Of late, a number of people have come out to defend Lee Kuan Yew and remind Singaporeans how he has brought Singapore from third world to first and has given us clean water and fresh air.
Let’s give credit where credit is due.
When PAP came into power, Singapore was an under developed colonial outpost with no natural resources. Its port however, was already doing roaring business due to its strategic location and the deep and sheltered waters of Keppel. Lee Kuan Yew has a role to play in developing Singapore into the first Asian Tiger (there are now four: South Korea, Hong Kong, Taiwan and Singapore). Hailed as the founding father of Singapore, Lee did not achieve Singapore’s economic success alone. The same way a man can never become a father by himself, Lee was partnered by a team of very able, dedicated and intelligent men like Toh Chin Chye, Ong Pang Boon, Goh Keng Swee, K.M. Byrne, Ong Eng Guan, Tan Kia Gan, Ahmad Ibrahim, Yong Nyuk Lin and S. Rajaratnam.
Instead, some policies authored by Lee have become the fracture of the Singapore society today.
High Ministerial Salaries
Lee believed that ministers should be well paid in order to maintain a clean and honest government. In 1994, he proposed to link the salaries of ministers, judges, and top civil servants to the salaries of top professionals in the private sector, arguing that this would help recruit and retain talent to serve in the public sector.
Today, we have the highest paid Ministers with very questionable achievements on KPIs and sadly, our top echelons have proven that high salaries does not equate corruption-free.
Stop-At-2 Policy
In the late 1960s, fearing that Singapore’s growing population might overburden the developing economy, Lee started a vigorous Stop at Two family planning campaign. Couples were urged to undergo sterilisation after their second child. Third and subsequent children were given lower priorities in education and such families received fewer economic rebates. For many couples, sterilisation was a gross violation of their rights to personal choice but the imposed disadvantages on their children were enough to make these couple toe the policy line and submit to the draconian demands of Lee.

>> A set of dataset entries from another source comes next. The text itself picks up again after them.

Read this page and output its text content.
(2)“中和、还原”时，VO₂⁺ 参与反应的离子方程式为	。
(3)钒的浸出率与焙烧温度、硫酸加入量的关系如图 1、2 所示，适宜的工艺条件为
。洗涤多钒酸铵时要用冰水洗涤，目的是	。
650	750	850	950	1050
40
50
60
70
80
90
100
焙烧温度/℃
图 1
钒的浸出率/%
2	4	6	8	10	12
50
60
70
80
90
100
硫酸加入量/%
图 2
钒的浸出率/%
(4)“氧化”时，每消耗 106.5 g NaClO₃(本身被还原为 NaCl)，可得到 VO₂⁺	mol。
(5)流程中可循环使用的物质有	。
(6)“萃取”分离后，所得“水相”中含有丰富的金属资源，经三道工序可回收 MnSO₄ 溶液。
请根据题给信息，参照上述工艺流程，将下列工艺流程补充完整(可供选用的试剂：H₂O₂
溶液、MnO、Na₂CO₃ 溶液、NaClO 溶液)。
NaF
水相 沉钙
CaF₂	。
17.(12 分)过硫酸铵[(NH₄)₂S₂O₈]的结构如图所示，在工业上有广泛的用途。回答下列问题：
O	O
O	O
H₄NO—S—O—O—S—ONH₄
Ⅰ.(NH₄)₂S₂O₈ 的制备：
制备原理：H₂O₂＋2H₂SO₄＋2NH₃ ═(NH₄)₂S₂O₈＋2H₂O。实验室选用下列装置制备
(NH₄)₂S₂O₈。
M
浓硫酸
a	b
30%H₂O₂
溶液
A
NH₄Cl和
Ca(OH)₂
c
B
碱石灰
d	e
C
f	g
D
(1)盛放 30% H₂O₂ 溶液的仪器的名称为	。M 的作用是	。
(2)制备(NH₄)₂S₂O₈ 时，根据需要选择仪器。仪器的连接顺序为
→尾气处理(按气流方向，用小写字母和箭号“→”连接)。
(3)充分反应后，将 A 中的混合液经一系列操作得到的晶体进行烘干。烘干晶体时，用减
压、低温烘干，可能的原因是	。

Today, Singaporeans are told the government needs to import foreigners by the millions in order to replace an aging work force.
Graduate Marry Graduate
In 1983, Lee sparked the ‘Great Marriage Debate’ when he encouraged Singapore men to choose highly-educated women as wives. He was concerned that a large number of graduate women were unmarried. A match-making agency Social Development Unit (SDU) was set up to promote socialising among men and women graduates.
Graduate Mother Scheme
In the Graduate Mothers Scheme, Lee introduced incentives such as tax rebates, schooling, and housing priorities for graduate mothers who had three or four children, in a reversal of the over-successful ‘Stop-at-Two’ family planning campaign in the 1960s and 1970s.
By the late 1990s, the birth rate had fallen so low that Lee’s successor Goh Chok Tong extended these incentives to all married women, and gave even more incentives, such as the ‘baby bonus’ scheme.
Corporal Punishment
Lee’s government inherited judicial corporal punishment from British rule, but greatly expanded its scope. Under the British, it had been used as a penalty for offences involving personal violence, amounting to a handful of caning sentences per year. The PAP government under Lee extended its use to an ever-expanding range of crimes. By 1993 it was mandatory for 42 offences and optional for a further 42. Those routinely ordered by the courts to be caned now include drug addicts and illegal immigrants. From 602 canings in 1987, the figure rose to 3,244 in 1993 and to 6,404 in 2007.
School corporal punishment (for male students only) was likewise inherited from the British, and this is in widespread use to discipline disobedient schoolboys, still under 1957 legislation. Lee also introduced caning in the Singapore Armed Forces. Today, Singapore is one of the few countries in the world where corporal punishment is an official penalty in military discipline.
Compulsory Conscription
Lee introduced conscription whereby all abled-bodied male Singaporean citizens age 18 and above are required to serve National Service (NS) either in the Singapore Armed Forces, Singapore Police Force or the Singapore Civil Defence. He asked Goh Keng Swee to build up the Singapore Armed Forces (SAF) and requested help from other countries, particularly Israel, for advice, training and facilities.
Today, Singaporean males find themselves being side-lined for jobs because of the NS and reservist obligations. Employers prefer to employ foreigners who do not have the same commitment that takes them away from their jobs for several weeks a year.